Nesse novo cenário, especialistas alertam que o GEO (Generative Engine Optimization) não substitui o SEO tradicional, mas amplia sua lógica e exige uma nova compreensão por parte dos profissionais de marketing.
Para Kate Watts, CEO da consultoria Fifty Thousand Feet, o GEO funciona como um alerta para o mercado. Marcas que desejam aparecer em respostas geradas por IA precisam investir em conteúdos estruturados, confiáveis e com autoridade reconhecida, distribuídos de forma consistente em todo o seu ecossistema, desde canais próprios até menções espontâneas em outros ambientes digitais.

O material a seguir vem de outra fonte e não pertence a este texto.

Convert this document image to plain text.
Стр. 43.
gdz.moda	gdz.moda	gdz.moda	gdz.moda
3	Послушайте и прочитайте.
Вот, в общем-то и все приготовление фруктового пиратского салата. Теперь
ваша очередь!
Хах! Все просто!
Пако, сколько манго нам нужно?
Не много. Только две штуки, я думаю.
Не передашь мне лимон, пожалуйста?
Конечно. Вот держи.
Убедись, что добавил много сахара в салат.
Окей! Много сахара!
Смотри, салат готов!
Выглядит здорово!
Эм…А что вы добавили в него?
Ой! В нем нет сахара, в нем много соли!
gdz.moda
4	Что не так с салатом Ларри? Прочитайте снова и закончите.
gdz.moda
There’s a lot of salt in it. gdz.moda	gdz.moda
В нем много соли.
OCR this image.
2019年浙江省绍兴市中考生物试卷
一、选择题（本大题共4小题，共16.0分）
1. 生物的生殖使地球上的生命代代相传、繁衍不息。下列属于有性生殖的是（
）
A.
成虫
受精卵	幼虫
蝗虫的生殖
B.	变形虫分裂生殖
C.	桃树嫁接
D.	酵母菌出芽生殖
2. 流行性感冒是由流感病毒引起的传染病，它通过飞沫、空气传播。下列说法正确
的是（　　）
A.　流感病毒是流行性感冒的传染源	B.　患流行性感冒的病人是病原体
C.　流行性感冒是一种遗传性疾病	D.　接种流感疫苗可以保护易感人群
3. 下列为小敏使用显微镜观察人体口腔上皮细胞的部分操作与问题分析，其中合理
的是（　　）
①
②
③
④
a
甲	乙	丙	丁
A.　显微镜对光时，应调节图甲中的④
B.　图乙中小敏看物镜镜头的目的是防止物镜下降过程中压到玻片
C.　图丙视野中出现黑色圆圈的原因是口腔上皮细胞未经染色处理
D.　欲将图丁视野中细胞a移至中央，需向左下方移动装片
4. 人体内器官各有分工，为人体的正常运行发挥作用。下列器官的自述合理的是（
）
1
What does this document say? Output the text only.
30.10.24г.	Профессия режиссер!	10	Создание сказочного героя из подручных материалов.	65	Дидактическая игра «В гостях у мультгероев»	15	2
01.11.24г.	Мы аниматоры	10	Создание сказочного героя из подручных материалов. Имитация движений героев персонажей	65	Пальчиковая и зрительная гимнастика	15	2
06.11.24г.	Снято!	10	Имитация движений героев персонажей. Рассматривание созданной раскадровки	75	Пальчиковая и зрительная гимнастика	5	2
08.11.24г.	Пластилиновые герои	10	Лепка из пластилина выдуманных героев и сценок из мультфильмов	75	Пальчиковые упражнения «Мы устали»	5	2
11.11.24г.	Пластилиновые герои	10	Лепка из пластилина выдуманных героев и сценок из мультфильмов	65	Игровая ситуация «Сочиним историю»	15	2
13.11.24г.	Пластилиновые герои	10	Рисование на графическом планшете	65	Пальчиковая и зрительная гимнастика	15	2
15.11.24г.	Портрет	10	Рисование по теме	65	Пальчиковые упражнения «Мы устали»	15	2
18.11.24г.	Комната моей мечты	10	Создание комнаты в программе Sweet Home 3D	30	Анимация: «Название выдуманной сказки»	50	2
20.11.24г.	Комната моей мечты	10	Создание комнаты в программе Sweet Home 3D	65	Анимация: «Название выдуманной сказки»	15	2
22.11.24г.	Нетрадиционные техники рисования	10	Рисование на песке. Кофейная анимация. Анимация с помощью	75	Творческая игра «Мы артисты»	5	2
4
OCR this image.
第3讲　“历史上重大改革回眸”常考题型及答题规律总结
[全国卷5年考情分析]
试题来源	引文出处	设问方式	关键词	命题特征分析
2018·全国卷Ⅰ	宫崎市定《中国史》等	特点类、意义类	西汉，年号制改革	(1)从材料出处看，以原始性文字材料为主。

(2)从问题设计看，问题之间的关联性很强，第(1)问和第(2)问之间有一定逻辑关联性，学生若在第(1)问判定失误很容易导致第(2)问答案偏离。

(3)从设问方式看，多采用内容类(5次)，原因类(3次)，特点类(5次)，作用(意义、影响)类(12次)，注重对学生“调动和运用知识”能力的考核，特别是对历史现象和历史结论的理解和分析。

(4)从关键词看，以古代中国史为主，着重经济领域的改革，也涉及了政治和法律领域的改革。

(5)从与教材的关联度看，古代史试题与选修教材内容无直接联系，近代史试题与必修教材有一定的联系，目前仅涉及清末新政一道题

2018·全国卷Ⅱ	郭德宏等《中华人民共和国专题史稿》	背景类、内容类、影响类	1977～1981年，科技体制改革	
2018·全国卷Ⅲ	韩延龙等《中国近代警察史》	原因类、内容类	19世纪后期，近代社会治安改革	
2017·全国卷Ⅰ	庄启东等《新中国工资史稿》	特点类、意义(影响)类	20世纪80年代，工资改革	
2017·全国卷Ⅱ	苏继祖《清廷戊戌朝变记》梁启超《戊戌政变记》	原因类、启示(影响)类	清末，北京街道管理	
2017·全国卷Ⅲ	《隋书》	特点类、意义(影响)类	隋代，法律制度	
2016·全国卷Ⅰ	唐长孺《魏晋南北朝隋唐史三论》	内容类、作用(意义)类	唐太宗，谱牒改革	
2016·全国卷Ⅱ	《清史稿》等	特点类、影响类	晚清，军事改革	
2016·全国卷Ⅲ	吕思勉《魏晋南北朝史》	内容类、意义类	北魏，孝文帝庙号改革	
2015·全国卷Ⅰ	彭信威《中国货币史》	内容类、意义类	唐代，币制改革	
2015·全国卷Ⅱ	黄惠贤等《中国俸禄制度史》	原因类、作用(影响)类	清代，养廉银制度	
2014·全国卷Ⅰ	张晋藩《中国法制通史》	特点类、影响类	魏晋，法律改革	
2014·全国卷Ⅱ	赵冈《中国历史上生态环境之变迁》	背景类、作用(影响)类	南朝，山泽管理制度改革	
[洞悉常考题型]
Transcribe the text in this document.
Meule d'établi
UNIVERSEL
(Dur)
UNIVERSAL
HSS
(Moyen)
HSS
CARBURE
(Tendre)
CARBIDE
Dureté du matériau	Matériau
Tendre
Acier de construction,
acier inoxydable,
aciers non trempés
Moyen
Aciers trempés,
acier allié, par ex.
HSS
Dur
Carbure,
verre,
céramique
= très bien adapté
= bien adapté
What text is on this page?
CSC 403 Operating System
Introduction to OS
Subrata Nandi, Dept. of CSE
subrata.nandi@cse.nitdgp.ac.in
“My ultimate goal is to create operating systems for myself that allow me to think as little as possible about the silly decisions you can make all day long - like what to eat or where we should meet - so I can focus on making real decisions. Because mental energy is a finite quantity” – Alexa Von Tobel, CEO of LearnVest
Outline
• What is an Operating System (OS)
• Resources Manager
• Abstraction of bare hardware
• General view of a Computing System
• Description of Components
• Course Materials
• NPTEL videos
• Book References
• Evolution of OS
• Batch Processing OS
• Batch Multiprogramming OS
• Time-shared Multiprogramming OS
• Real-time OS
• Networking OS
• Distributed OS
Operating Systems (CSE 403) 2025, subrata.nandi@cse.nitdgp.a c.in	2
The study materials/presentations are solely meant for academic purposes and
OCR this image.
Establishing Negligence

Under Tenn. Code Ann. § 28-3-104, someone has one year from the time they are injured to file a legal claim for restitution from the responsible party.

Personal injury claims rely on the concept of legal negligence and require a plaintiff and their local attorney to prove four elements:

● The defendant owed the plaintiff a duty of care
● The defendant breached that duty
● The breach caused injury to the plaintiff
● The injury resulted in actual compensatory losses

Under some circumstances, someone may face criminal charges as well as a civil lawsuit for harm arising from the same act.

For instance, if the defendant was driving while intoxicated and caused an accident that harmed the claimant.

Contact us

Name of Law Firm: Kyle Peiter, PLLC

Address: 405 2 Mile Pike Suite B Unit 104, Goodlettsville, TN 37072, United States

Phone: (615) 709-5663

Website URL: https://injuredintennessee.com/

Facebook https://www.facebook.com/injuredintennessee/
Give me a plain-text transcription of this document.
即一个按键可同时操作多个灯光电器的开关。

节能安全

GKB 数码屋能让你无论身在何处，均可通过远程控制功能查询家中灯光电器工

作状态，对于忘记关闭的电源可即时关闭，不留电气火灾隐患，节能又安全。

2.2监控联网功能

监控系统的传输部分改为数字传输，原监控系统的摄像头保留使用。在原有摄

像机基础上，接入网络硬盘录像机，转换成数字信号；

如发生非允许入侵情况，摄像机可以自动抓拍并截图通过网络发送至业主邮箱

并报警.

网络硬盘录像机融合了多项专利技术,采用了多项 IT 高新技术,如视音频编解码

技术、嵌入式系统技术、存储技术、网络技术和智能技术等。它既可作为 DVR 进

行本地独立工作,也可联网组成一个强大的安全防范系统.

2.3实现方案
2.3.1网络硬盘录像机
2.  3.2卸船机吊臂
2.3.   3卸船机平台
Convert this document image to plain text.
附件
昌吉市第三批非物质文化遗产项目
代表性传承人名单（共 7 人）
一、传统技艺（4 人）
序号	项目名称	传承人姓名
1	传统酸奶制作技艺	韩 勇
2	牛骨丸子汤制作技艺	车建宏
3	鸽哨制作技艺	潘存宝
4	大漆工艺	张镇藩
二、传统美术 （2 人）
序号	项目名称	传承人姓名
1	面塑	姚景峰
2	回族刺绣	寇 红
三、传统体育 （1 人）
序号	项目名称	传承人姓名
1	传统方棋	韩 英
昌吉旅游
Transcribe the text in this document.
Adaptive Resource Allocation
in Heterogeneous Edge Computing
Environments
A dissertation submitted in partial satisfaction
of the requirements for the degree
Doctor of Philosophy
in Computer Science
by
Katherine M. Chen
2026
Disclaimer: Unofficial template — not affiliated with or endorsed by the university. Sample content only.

À medida que a descoberta de informações migra dos resultados de busca para respostas sintetizadas por algoritmos, o GEO obriga as empresas a refletirem sobre o que representam, quais informações circulam sobre elas e se esses dados são suficientemente confiáveis para serem considerados tanto por pessoas quanto por máquinas.
O GEO se baseia na prática de ajudar os sistemas de IA a compreender, referenciar e citar marcas quando usuários fazem perguntas. Em vez de substituir o SEO, ele o complementa, priorizando clareza, estrutura e autoridade na construção de conteúdos, em vez de técnicas voltadas apenas para manipular algoritmos.
A estratégia começa pelo propósito. Conteúdos bem organizados, baseados em fatos e alinhados aos valores centrais da marca tendem a gerar mais relevância do que a busca por visibilidade imediata. Plataformas de IA valorizam precisão, consistência e credibilidade, o que significa que menos conteúdos, quando bem produzidos, podem gerar mais confiança do que grandes volumes pouco qualificados.
Outro ponto central é o monitoramento constante da forma como as marcas são descritas por mecanismos de IA. Corrigir informações imprecisas passa a ser parte da gestão de reputação, já que cada menção (em sites, podcasts ou outros canais) contribui para o aprendizado dos algoritmos. Nesse contexto, a coerência entre todos os pontos de contato se torna essencial para fortalecer a visibilidade e a descoberta das marcas na era da busca generativa.